Das Leben mit verschiedenen Kulturen bereichert ihr Leben bis heute, erzählt die Ordensfrau. Geboren und aufgewachsen ist Stefanie Strobel in Brüssel, wohin ihre Eltern aus Nordbayern gezogen waren. Hier besuchte sie die Internationale deutsche Schule, an der sie im Jahre 1988 maturierte. Die Jahre, die sie im multikulturellen Brüssel verbrachte, weckten auch ihr Interesse an verschiedenen Kulturen. Stefanie Strobel lebte nach der Schule bei den Jesuiten in Brüssel und erkannte, dass das Ordensleben und das gelebte Christsein sie anspricht und erfüllte.

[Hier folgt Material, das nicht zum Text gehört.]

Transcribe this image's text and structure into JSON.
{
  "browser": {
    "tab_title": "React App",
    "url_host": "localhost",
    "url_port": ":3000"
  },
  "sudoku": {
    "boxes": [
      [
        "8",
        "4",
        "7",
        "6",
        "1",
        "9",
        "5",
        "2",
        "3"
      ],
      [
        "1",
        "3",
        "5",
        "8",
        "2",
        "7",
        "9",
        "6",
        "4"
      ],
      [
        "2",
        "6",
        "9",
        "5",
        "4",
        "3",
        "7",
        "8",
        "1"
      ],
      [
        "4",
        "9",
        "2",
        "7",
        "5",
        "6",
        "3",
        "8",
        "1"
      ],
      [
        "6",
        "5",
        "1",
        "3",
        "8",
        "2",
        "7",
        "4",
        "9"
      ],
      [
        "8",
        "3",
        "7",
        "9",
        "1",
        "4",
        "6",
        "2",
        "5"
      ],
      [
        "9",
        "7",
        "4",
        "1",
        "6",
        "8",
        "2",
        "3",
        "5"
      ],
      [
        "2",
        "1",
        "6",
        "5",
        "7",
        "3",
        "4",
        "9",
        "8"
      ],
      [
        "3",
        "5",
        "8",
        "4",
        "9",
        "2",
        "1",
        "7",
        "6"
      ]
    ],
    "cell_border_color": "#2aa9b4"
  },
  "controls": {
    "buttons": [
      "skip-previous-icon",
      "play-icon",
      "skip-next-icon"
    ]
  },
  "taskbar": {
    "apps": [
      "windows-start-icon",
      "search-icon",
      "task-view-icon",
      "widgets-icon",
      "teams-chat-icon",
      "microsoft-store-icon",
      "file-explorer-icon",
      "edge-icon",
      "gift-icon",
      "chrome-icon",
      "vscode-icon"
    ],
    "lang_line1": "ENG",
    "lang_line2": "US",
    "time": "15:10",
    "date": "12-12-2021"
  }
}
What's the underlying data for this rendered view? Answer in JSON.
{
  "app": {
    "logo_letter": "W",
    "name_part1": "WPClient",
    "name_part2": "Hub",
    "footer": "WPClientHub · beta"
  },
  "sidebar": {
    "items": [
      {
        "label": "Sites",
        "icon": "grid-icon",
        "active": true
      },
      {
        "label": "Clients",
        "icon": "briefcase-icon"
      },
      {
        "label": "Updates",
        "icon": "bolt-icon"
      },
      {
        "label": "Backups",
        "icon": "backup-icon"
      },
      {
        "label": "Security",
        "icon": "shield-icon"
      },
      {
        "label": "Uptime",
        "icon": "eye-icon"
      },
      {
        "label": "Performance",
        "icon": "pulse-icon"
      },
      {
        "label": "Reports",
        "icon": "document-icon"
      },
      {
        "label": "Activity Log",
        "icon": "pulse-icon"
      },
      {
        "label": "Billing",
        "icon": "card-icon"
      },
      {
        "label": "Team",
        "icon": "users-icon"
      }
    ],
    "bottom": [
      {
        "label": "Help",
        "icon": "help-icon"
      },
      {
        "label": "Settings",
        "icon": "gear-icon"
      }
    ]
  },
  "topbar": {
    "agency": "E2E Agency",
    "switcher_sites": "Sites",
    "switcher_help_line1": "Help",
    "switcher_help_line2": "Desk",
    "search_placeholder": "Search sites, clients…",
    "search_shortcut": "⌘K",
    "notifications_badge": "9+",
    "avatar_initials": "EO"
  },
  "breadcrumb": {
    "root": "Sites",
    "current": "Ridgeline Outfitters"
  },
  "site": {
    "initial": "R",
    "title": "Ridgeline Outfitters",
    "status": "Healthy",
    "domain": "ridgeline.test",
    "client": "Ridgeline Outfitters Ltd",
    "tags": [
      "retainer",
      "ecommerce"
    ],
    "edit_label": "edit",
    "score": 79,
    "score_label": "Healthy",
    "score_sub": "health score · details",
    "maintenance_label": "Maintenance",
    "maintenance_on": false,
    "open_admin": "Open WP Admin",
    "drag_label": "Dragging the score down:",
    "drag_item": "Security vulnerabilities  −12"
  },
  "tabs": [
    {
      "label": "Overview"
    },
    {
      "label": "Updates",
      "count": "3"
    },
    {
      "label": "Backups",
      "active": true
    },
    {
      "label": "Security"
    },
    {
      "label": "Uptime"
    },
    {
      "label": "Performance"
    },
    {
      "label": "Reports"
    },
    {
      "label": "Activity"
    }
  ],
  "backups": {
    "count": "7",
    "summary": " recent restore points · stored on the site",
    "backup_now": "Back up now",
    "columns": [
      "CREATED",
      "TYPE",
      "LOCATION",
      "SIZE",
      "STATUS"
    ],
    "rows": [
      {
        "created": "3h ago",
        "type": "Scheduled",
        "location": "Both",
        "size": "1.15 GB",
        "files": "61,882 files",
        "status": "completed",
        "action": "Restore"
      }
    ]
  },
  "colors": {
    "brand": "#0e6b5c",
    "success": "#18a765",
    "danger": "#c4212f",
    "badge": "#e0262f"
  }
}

Ein Berufungserlebnis im klassischen Sinn hatte sie nicht, gibt sie zu. Doch in welche Gemeinschaft wollte sie eintreten, fragte sie sich. Es sollte eine sein, die international ausgerichtet ist und die das Miteinander der Kulturen fördert und respektiert - 1995 entschied sich für die Kongregation der Helferinnen.

In Krisen zum Tod

Die Ordensgründerin war seinerzeit beeindruckt von dem Gedanken des Fegefeuers. Der vollständige Ordensname lautet seither auch "Kongregation der Helferinnen der Seelen im Fegfeuer"."Dem Fegfeuer begegnet jeder im Moment der Gottesbegegnung mit dem Tod", erzählt Sr. Stefanie Strobel. Das sei schmerzlich und schön zugleich. "Wir glauben, dass der Mensch im Moment des Todes erkennt, wer er ist." Das sei eine Läuterung. Gott möchte den Menschen dadurch zur Vollkommenheit führen. Durch Schmerz, Leid oder Krankheit wachse jeder. Der Tod sei die letzte Krise, die jeder Mensch durchmacht, so Sr. Stefanie Strobel. "Wir hoffen dabei auf die Barmherzigkeit Gottes."

Sr. Stefanie Strobel verlässt den Balkon, geht ins Wohnzimmer und setzt sich auf die Couch. "Ja, ich fühle mich besonders wohl als Deutsche in Wien", lacht sie. Viel sei sie in der Ordensprovinz unterwegs; daher bekomme sie vom Leben in der Stadt wenig mit, bedauert sie. "Aber wenn ich auf meinem Balkon stehe, bin ich ihr wieder ganz besonders nahe."